Miguel Hernandez had previously been convicted and sentenced to six years’ confinement in Spain for immigration fraud offenses in violation of Spanish law, but had fled to the United States before serving his sentence.  According to documents filed in the case and evidence presented in court, Hernandez used physical force on at least two occasions against two different women, both Spanish nationals, and prostituted at least three minors for his profit.   

“The ACTeam Initiative – including a Phase I Pilot Team in the Southern District of Florida – has worked to multiply the efforts of the federal government by convening various agencies and marshalling resources to more effectively combat human trafficking and related crimes,” said Principal Deputy Assistant Attorney General Vanita Gupta, head of the Justice Department’s Civil Rights Division.  “This prosecution is one of many in which the ACTeam initiative has helped vindicate the rights of the vulnerable women and girls that Hernandez and his co-conspirators exploited for their profit.”

“The U.S. Attorney’s Office is committed to supporting the ACTeam Initiative, a multi-agency approach aimed at building human trafficking enforcement and investigate efforts, in order to combat the illicit enterprises and prosecute the traffickers,” said U.S. Attorney Wifredo A. Ferrer of the Southern District of Florida.

“Human smuggling and trafficking are a top priority of ICE-HSI to disrupt and dismantle these transnational criminal organizations,” said Acting Special Agent in Charge Robert C. Hutchinson of the U.S. Immigration and Customs Enforcement Homeland Security Investigations (HSI) Miami.  “We work very closely with our law enforcement and non-governmental organization partners with great success to protect victims such as demonstrated in this investigation.”

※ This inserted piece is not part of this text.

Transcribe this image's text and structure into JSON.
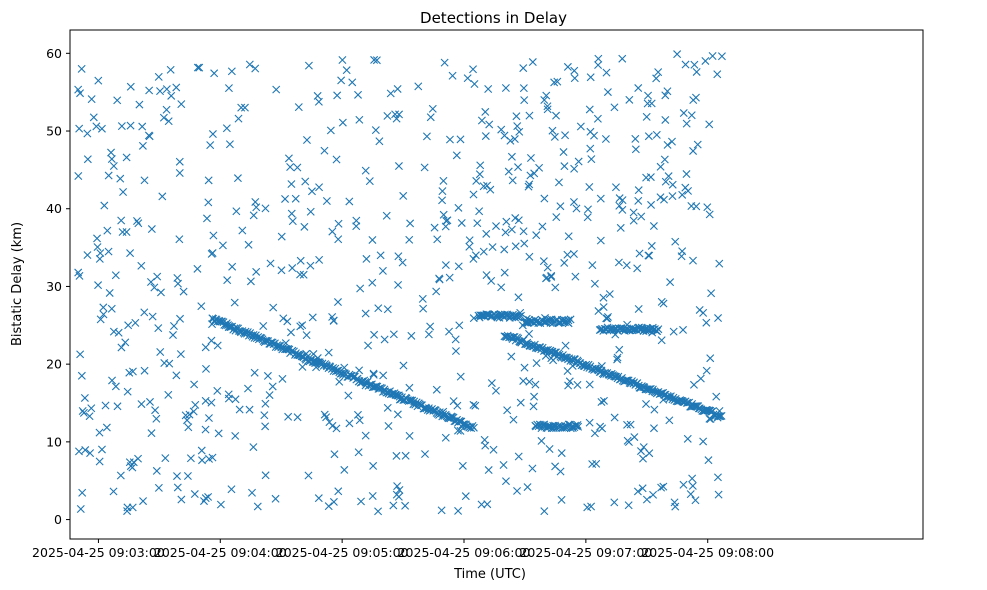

“Diplomatic Security’s global presence enables our agency to serve as a liaison between U.S. and foreign law enforcement counterparts assisting both in their efforts to stop human trafficking,” said Director Bill A. Miller of the State Department’s Diplomatic Security Service.  “Today’s conviction demonstrates how Diplomatic Security’s placement around the world can stem the tide of human trafficking and target the criminals who prey on these victims.”

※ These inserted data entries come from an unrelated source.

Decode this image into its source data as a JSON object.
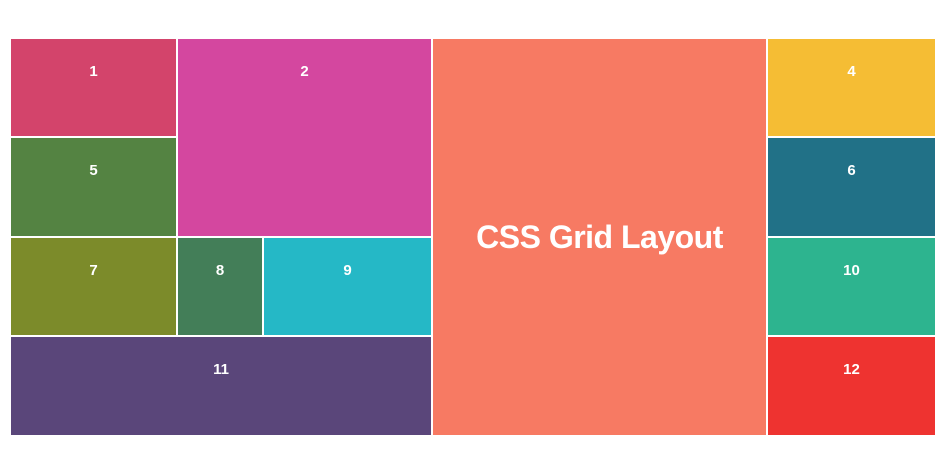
{
  "cells": [
    {
      "label": "1",
      "color": "#d3446b"
    },
    {
      "label": "2",
      "color": "#d4479f"
    },
    {
      "label": "CSS Grid Layout",
      "color": "#f77a63"
    },
    {
      "label": "4",
      "color": "#f5bd34"
    },
    {
      "label": "5",
      "color": "#548342"
    },
    {
      "label": "6",
      "color": "#217187"
    },
    {
      "label": "7",
      "color": "#7c8b2a"
    },
    {
      "label": "8",
      "color": "#437e58"
    },
    {
      "label": "9",
      "color": "#25b8c6"
    },
    {
      "label": "10",
      "color": "#2db48f"
    },
    {
      "label": "11",
      "color": "#5a467a"
    },
    {
      "label": "12",
      "color": "#ee3330"
    }
  ]
}
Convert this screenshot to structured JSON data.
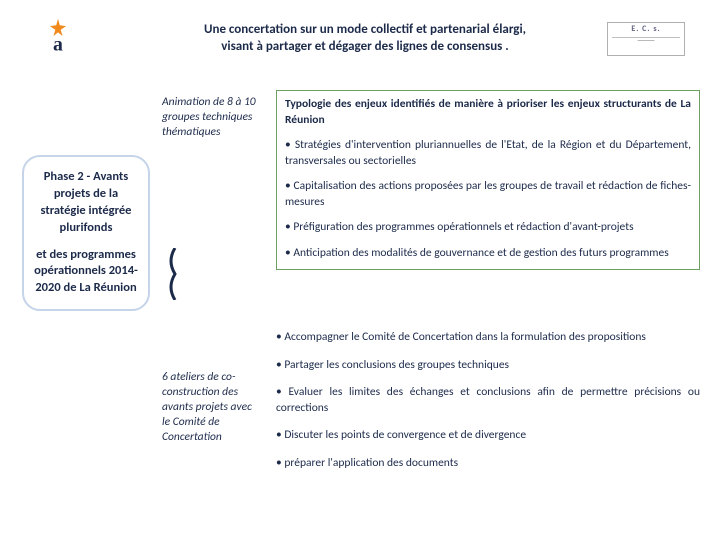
{
  "logo": {
    "star_color": "#f08a1d",
    "letter_color": "#1c2a4a"
  },
  "title": "Une concertation sur un mode collectif et partenarial élargi,\nvisant à partager et dégager des lignes de consensus .",
  "badge": {
    "line1": "E. C. s.",
    "border_color": "#b0b0b0"
  },
  "phase": {
    "part1": "Phase 2 - Avants projets de la stratégie intégrée plurifonds",
    "part2": "et des programmes opérationnels 2014-2020 de La Réunion",
    "border_color": "#c5d4e8"
  },
  "mid": {
    "top": "Animation de 8 à 10 groupes techniques thématiques",
    "bottom": "6 ateliers de co-construction des avants projets avec le Comité de Concertation"
  },
  "bracket": {
    "color": "#1c2a4a"
  },
  "box1": {
    "border_color": "#6ea060",
    "head": "Typologie des enjeux identifiés de manière à prioriser les enjeux structurants de La Réunion",
    "items": [
      "• Stratégies d'intervention pluriannuelles de l'Etat, de la Région et du Département, transversales ou sectorielles",
      "• Capitalisation des actions proposées par les groupes de travail et rédaction de fiches-mesures",
      "• Préfiguration des programmes opérationnels et rédaction d'avant-projets",
      "• Anticipation des modalités de gouvernance et de gestion des futurs programmes"
    ]
  },
  "box2": {
    "items": [
      "• Accompagner le Comité de Concertation dans la formulation des propositions",
      "• Partager les conclusions des groupes techniques",
      "• Evaluer les limites des échanges et conclusions afin de permettre précisions ou corrections",
      "• Discuter les points de convergence et de divergence",
      "• préparer l'application des documents"
    ]
  }
}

At a sentencing hearing scheduled for July 13, 2016, Hernandez faces a maximum sentence of 60 years in prison and a fine of up to $2 million.

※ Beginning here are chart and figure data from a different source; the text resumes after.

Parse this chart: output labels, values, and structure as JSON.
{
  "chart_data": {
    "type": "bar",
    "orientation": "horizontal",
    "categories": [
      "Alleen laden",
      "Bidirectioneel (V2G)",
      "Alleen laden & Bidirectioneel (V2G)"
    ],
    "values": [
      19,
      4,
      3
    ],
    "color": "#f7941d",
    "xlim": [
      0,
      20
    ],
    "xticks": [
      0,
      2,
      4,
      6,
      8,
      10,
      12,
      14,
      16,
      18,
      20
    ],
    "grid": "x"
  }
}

The case was investigated by HSI and the Diplomatic Security Service.  The case is being prosecuted by Assistant U.S. Attorney Olivia S. Choe of the Southern District of Florida and Trial Attorney Matthew T. Grady of the Civil Rights Division’s Human Trafficking Prosecution Unit.

The Southern District of Florida is one of six Phase I Pilot Anti-Trafficking Coordination Teams (ACTeams) convened through an interagency collaboration of the Departments of Justice, Homeland Security and Labor to develop high-impact federal human trafficking investigations and prosecutions involving forced labor, international sex trafficking and sex trafficking of adults by force, fraud and coercion.